The contractual relationship between author and intermediary—be it a producer, publisher, or anyone facilitating the commercial exploitation of the author’s copyrighted works—is often viewed as an unequal one. Other than a minority of superstars, the vast majority of authors are forced to accept contractual terms dictated by their powerful counterparties. This outcome is perceived by many scholars and policymakers as undesirable. Thus, in an effort to protect the authors’ wellbeing in their contractual dealings, legislatures from around the world are increasingly keen to adopt regulatory measures that limit the menu of options the parties can adopt contractually. Specifically, these instruments endeavor to offset author’s weak bargaining position either by ensuring a minimum level of remuneration to authors’ ex-ante or providing them with an inalienable right to ask for a modification of the com-sensation stipulated in the contract ex-post or by granting them an inalienable right to regain control of their previously transferred rights. Overall, these legislative interventions are seemingly based on the assumption that regulating author-intermediary transactions ex ante and ex post will invariably improve the financial situation of authors as a whole. This assumption is mistaken.

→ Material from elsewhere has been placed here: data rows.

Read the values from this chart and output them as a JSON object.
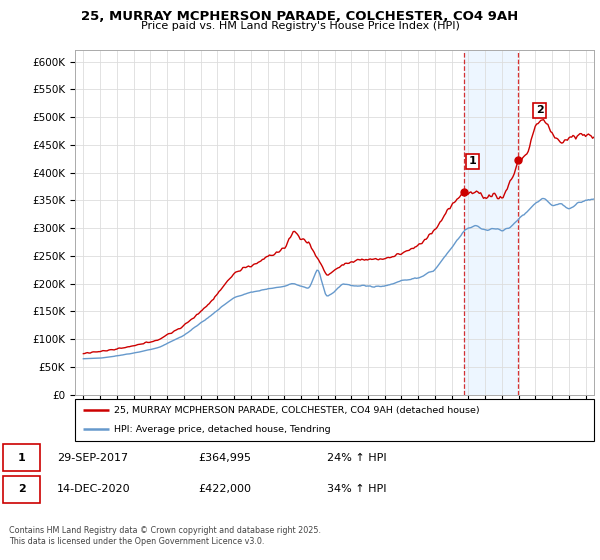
{
  "title": "25, MURRAY MCPHERSON PARADE, COLCHESTER, CO4 9AH",
  "subtitle": "Price paid vs. HM Land Registry's House Price Index (HPI)",
  "ylabel_ticks": [
    "£0",
    "£50K",
    "£100K",
    "£150K",
    "£200K",
    "£250K",
    "£300K",
    "£350K",
    "£400K",
    "£450K",
    "£500K",
    "£550K",
    "£600K"
  ],
  "ytick_vals": [
    0,
    50000,
    100000,
    150000,
    200000,
    250000,
    300000,
    350000,
    400000,
    450000,
    500000,
    550000,
    600000
  ],
  "ylim": [
    0,
    620000
  ],
  "xlim_start": 1994.5,
  "xlim_end": 2025.5,
  "red_color": "#cc0000",
  "blue_color": "#6699cc",
  "shaded_color": "#ddeeff",
  "ann1_x": 2017.75,
  "ann1_y": 364995,
  "ann2_x": 2020.96,
  "ann2_y": 422000,
  "ann1_label": "1",
  "ann2_label": "2",
  "legend_line1": "25, MURRAY MCPHERSON PARADE, COLCHESTER, CO4 9AH (detached house)",
  "legend_line2": "HPI: Average price, detached house, Tendring",
  "footer": "Contains HM Land Registry data © Crown copyright and database right 2025.\nThis data is licensed under the Open Government Licence v3.0.",
  "table_rows": [
    [
      "1",
      "29-SEP-2017",
      "£364,995",
      "24% ↑ HPI"
    ],
    [
      "2",
      "14-DEC-2020",
      "£422,000",
      "34% ↑ HPI"
    ]
  ]
}
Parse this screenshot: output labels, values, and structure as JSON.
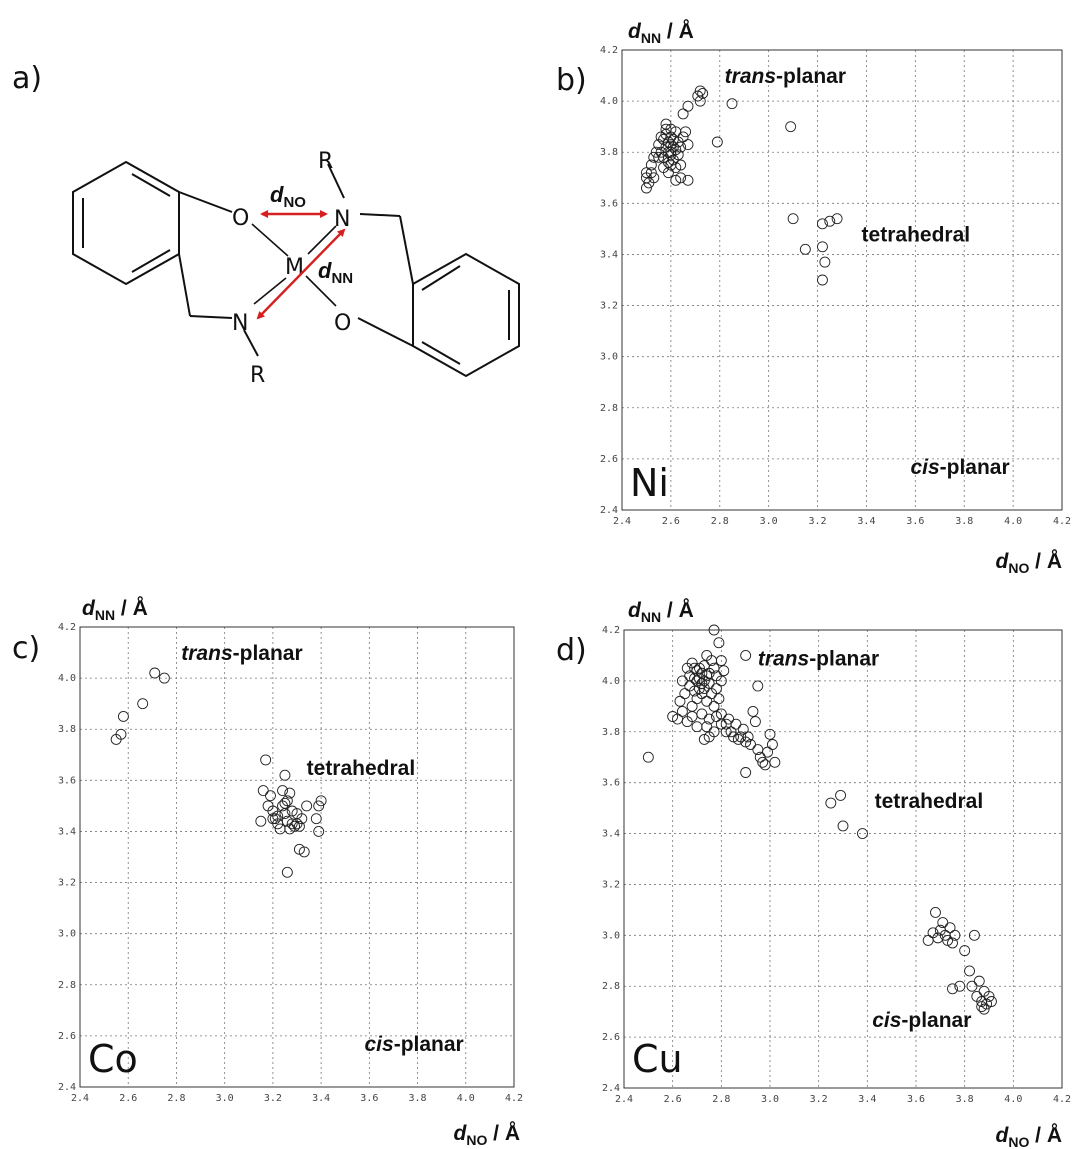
{
  "figure": {
    "panel_a": {
      "label": "a)",
      "atoms": {
        "o1": "O",
        "o2": "O",
        "n1": "N",
        "n2": "N",
        "m": "M",
        "r1": "R",
        "r2": "R"
      },
      "d_no": {
        "main": "d",
        "sub": "NO"
      },
      "d_nn": {
        "main": "d",
        "sub": "NN"
      },
      "arrow_color": "#d62020"
    }
  },
  "chart_data": [
    {
      "panel": "b)",
      "type": "scatter",
      "metal": "Ni",
      "xlabel": {
        "main": "d",
        "sub": "NO",
        "unit": " / Å"
      },
      "ylabel": {
        "main": "d",
        "sub": "NN",
        "unit": " / Å"
      },
      "xlim": [
        2.4,
        4.2
      ],
      "ylim": [
        2.4,
        4.2
      ],
      "xticks": [
        "2.4",
        "2.6",
        "2.8",
        "3.0",
        "3.2",
        "3.4",
        "3.6",
        "3.8",
        "4.0",
        "4.2"
      ],
      "yticks": [
        "2.4",
        "2.6",
        "2.8",
        "3.0",
        "3.2",
        "3.4",
        "3.6",
        "3.8",
        "4.0",
        "4.2"
      ],
      "grid": true,
      "regions": [
        {
          "italic": "trans",
          "rest": "-planar",
          "x": 2.82,
          "y": 4.07
        },
        {
          "italic": "",
          "rest": "tetrahedral",
          "x": 3.38,
          "y": 3.45
        },
        {
          "italic": "cis",
          "rest": "-planar",
          "x": 3.58,
          "y": 2.54
        }
      ],
      "points": [
        [
          2.5,
          3.7
        ],
        [
          2.51,
          3.68
        ],
        [
          2.5,
          3.66
        ],
        [
          2.52,
          3.72
        ],
        [
          2.53,
          3.7
        ],
        [
          2.5,
          3.72
        ],
        [
          2.55,
          3.78
        ],
        [
          2.56,
          3.8
        ],
        [
          2.57,
          3.85
        ],
        [
          2.58,
          3.82
        ],
        [
          2.59,
          3.8
        ],
        [
          2.6,
          3.83
        ],
        [
          2.6,
          3.79
        ],
        [
          2.61,
          3.85
        ],
        [
          2.62,
          3.81
        ],
        [
          2.57,
          3.78
        ],
        [
          2.58,
          3.87
        ],
        [
          2.59,
          3.76
        ],
        [
          2.6,
          3.75
        ],
        [
          2.62,
          3.88
        ],
        [
          2.63,
          3.84
        ],
        [
          2.55,
          3.83
        ],
        [
          2.56,
          3.86
        ],
        [
          2.54,
          3.8
        ],
        [
          2.61,
          3.77
        ],
        [
          2.63,
          3.79
        ],
        [
          2.64,
          3.82
        ],
        [
          2.58,
          3.89
        ],
        [
          2.6,
          3.89
        ],
        [
          2.65,
          3.86
        ],
        [
          2.57,
          3.74
        ],
        [
          2.59,
          3.72
        ],
        [
          2.62,
          3.74
        ],
        [
          2.64,
          3.7
        ],
        [
          2.62,
          3.69
        ],
        [
          2.66,
          3.88
        ],
        [
          2.67,
          3.83
        ],
        [
          2.65,
          3.95
        ],
        [
          2.67,
          3.98
        ],
        [
          2.64,
          3.75
        ],
        [
          2.67,
          3.69
        ],
        [
          2.52,
          3.75
        ],
        [
          2.53,
          3.78
        ],
        [
          2.58,
          3.91
        ],
        [
          2.6,
          3.8
        ],
        [
          2.59,
          3.84
        ],
        [
          2.61,
          3.82
        ],
        [
          2.6,
          3.86
        ],
        [
          2.71,
          4.02
        ],
        [
          2.72,
          4.04
        ],
        [
          2.72,
          4.0
        ],
        [
          2.73,
          4.03
        ],
        [
          2.85,
          3.99
        ],
        [
          2.79,
          3.84
        ],
        [
          3.09,
          3.9
        ],
        [
          3.1,
          3.54
        ],
        [
          3.15,
          3.42
        ],
        [
          3.22,
          3.52
        ],
        [
          3.25,
          3.53
        ],
        [
          3.28,
          3.54
        ],
        [
          3.22,
          3.43
        ],
        [
          3.23,
          3.37
        ],
        [
          3.22,
          3.3
        ]
      ]
    },
    {
      "panel": "c)",
      "type": "scatter",
      "metal": "Co",
      "xlabel": {
        "main": "d",
        "sub": "NO",
        "unit": " / Å"
      },
      "ylabel": {
        "main": "d",
        "sub": "NN",
        "unit": " / Å"
      },
      "xlim": [
        2.4,
        4.2
      ],
      "ylim": [
        2.4,
        4.2
      ],
      "xticks": [
        "2.4",
        "2.6",
        "2.8",
        "3.0",
        "3.2",
        "3.4",
        "3.6",
        "3.8",
        "4.0",
        "4.2"
      ],
      "yticks": [
        "2.4",
        "2.6",
        "2.8",
        "3.0",
        "3.2",
        "3.4",
        "3.6",
        "3.8",
        "4.0",
        "4.2"
      ],
      "grid": true,
      "regions": [
        {
          "italic": "trans",
          "rest": "-planar",
          "x": 2.82,
          "y": 4.07
        },
        {
          "italic": "",
          "rest": "tetrahedral",
          "x": 3.34,
          "y": 3.62
        },
        {
          "italic": "cis",
          "rest": "-planar",
          "x": 3.58,
          "y": 2.54
        }
      ],
      "points": [
        [
          2.55,
          3.76
        ],
        [
          2.57,
          3.78
        ],
        [
          2.58,
          3.85
        ],
        [
          2.66,
          3.9
        ],
        [
          2.71,
          4.02
        ],
        [
          2.75,
          4.0
        ],
        [
          3.15,
          3.44
        ],
        [
          3.17,
          3.68
        ],
        [
          3.16,
          3.56
        ],
        [
          3.18,
          3.5
        ],
        [
          3.19,
          3.54
        ],
        [
          3.2,
          3.48
        ],
        [
          3.21,
          3.45
        ],
        [
          3.22,
          3.43
        ],
        [
          3.23,
          3.41
        ],
        [
          3.24,
          3.5
        ],
        [
          3.24,
          3.56
        ],
        [
          3.25,
          3.47
        ],
        [
          3.25,
          3.51
        ],
        [
          3.26,
          3.52
        ],
        [
          3.26,
          3.44
        ],
        [
          3.27,
          3.41
        ],
        [
          3.27,
          3.55
        ],
        [
          3.28,
          3.43
        ],
        [
          3.28,
          3.48
        ],
        [
          3.29,
          3.42
        ],
        [
          3.3,
          3.43
        ],
        [
          3.3,
          3.47
        ],
        [
          3.31,
          3.42
        ],
        [
          3.32,
          3.45
        ],
        [
          3.34,
          3.5
        ],
        [
          3.31,
          3.33
        ],
        [
          3.33,
          3.32
        ],
        [
          3.25,
          3.62
        ],
        [
          3.26,
          3.24
        ],
        [
          3.38,
          3.45
        ],
        [
          3.39,
          3.4
        ],
        [
          3.39,
          3.5
        ],
        [
          3.4,
          3.52
        ],
        [
          3.2,
          3.45
        ],
        [
          3.22,
          3.46
        ]
      ]
    },
    {
      "panel": "d)",
      "type": "scatter",
      "metal": "Cu",
      "xlabel": {
        "main": "d",
        "sub": "NO",
        "unit": " / Å"
      },
      "ylabel": {
        "main": "d",
        "sub": "NN",
        "unit": " / Å"
      },
      "xlim": [
        2.4,
        4.2
      ],
      "ylim": [
        2.4,
        4.2
      ],
      "xticks": [
        "2.4",
        "2.6",
        "2.8",
        "3.0",
        "3.2",
        "3.4",
        "3.6",
        "3.8",
        "4.0",
        "4.2"
      ],
      "yticks": [
        "2.4",
        "2.6",
        "2.8",
        "3.0",
        "3.2",
        "3.4",
        "3.6",
        "3.8",
        "4.0",
        "4.2"
      ],
      "grid": true,
      "regions": [
        {
          "italic": "trans",
          "rest": "-planar",
          "x": 2.95,
          "y": 4.06
        },
        {
          "italic": "",
          "rest": "tetrahedral",
          "x": 3.43,
          "y": 3.5
        },
        {
          "italic": "cis",
          "rest": "-planar",
          "x": 3.42,
          "y": 2.64
        }
      ],
      "points": [
        [
          2.5,
          3.7
        ],
        [
          2.63,
          3.92
        ],
        [
          2.64,
          4.0
        ],
        [
          2.65,
          3.95
        ],
        [
          2.66,
          4.05
        ],
        [
          2.67,
          3.98
        ],
        [
          2.67,
          4.02
        ],
        [
          2.68,
          3.9
        ],
        [
          2.68,
          4.07
        ],
        [
          2.69,
          3.96
        ],
        [
          2.69,
          4.01
        ],
        [
          2.7,
          3.93
        ],
        [
          2.7,
          4.0
        ],
        [
          2.7,
          4.04
        ],
        [
          2.71,
          3.97
        ],
        [
          2.71,
          4.01
        ],
        [
          2.71,
          4.05
        ],
        [
          2.72,
          3.99
        ],
        [
          2.72,
          4.03
        ],
        [
          2.72,
          3.95
        ],
        [
          2.73,
          4.0
        ],
        [
          2.73,
          3.97
        ],
        [
          2.73,
          4.06
        ],
        [
          2.74,
          4.02
        ],
        [
          2.74,
          3.92
        ],
        [
          2.75,
          3.99
        ],
        [
          2.75,
          4.03
        ],
        [
          2.76,
          3.95
        ],
        [
          2.76,
          4.08
        ],
        [
          2.77,
          3.9
        ],
        [
          2.77,
          4.05
        ],
        [
          2.78,
          3.97
        ],
        [
          2.78,
          4.02
        ],
        [
          2.79,
          3.93
        ],
        [
          2.8,
          4.0
        ],
        [
          2.8,
          3.87
        ],
        [
          2.81,
          4.04
        ],
        [
          2.82,
          3.83
        ],
        [
          2.6,
          3.86
        ],
        [
          2.62,
          3.85
        ],
        [
          2.64,
          3.88
        ],
        [
          2.66,
          3.84
        ],
        [
          2.68,
          3.86
        ],
        [
          2.7,
          3.82
        ],
        [
          2.72,
          3.87
        ],
        [
          2.74,
          3.82
        ],
        [
          2.75,
          3.85
        ],
        [
          2.77,
          3.8
        ],
        [
          2.78,
          3.86
        ],
        [
          2.8,
          3.83
        ],
        [
          2.82,
          3.8
        ],
        [
          2.83,
          3.85
        ],
        [
          2.84,
          3.8
        ],
        [
          2.85,
          3.78
        ],
        [
          2.86,
          3.83
        ],
        [
          2.87,
          3.77
        ],
        [
          2.88,
          3.78
        ],
        [
          2.89,
          3.81
        ],
        [
          2.9,
          3.76
        ],
        [
          2.91,
          3.78
        ],
        [
          2.92,
          3.75
        ],
        [
          2.93,
          3.88
        ],
        [
          2.94,
          3.84
        ],
        [
          2.95,
          3.73
        ],
        [
          2.96,
          3.7
        ],
        [
          2.97,
          3.68
        ],
        [
          2.98,
          3.67
        ],
        [
          2.99,
          3.72
        ],
        [
          3.0,
          3.79
        ],
        [
          3.01,
          3.75
        ],
        [
          3.02,
          3.68
        ],
        [
          2.73,
          3.77
        ],
        [
          2.75,
          3.78
        ],
        [
          2.9,
          3.64
        ],
        [
          2.95,
          3.98
        ],
        [
          2.8,
          4.08
        ],
        [
          2.77,
          4.2
        ],
        [
          2.79,
          4.15
        ],
        [
          2.9,
          4.1
        ],
        [
          2.69,
          4.05
        ],
        [
          2.74,
          4.1
        ],
        [
          3.25,
          3.52
        ],
        [
          3.29,
          3.55
        ],
        [
          3.3,
          3.43
        ],
        [
          3.38,
          3.4
        ],
        [
          3.65,
          2.98
        ],
        [
          3.67,
          3.01
        ],
        [
          3.68,
          3.09
        ],
        [
          3.69,
          2.99
        ],
        [
          3.7,
          3.02
        ],
        [
          3.71,
          3.05
        ],
        [
          3.72,
          3.0
        ],
        [
          3.73,
          2.98
        ],
        [
          3.74,
          3.03
        ],
        [
          3.75,
          2.97
        ],
        [
          3.76,
          3.0
        ],
        [
          3.75,
          2.79
        ],
        [
          3.78,
          2.8
        ],
        [
          3.8,
          2.94
        ],
        [
          3.82,
          2.86
        ],
        [
          3.84,
          3.0
        ],
        [
          3.83,
          2.8
        ],
        [
          3.85,
          2.76
        ],
        [
          3.86,
          2.82
        ],
        [
          3.87,
          2.74
        ],
        [
          3.88,
          2.71
        ],
        [
          3.88,
          2.78
        ],
        [
          3.89,
          2.73
        ],
        [
          3.9,
          2.76
        ],
        [
          3.91,
          2.74
        ],
        [
          3.87,
          2.72
        ]
      ]
    }
  ]
}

Drawing on insights from neoclassical and behavioral economics, the benefits and drawbacks of these interventions are narrated throughout this paper. It is further demonstrated that while these legislative interventions were adopted with the best possible intentions, they ultimately prove ineffective in meeting their own objective of securing authors a more favorable distribution of wealth. In fact, they occasionally harm the very group of beneficiaries they were designed to help. Particularly, the different forms of interventions into the author-intermediary contractual relationships create an inter-author redistribution of wealth and redistribution over time, which largely harm the most vulnerable groups of authors. These findings illustrate the limitations of the current legislative interventions that were designed to strengthen the position of authors vis-àvis their counterparties and emphasize that the structural disparities in bargaining powers cannot be easily remedied by legal intervention alone.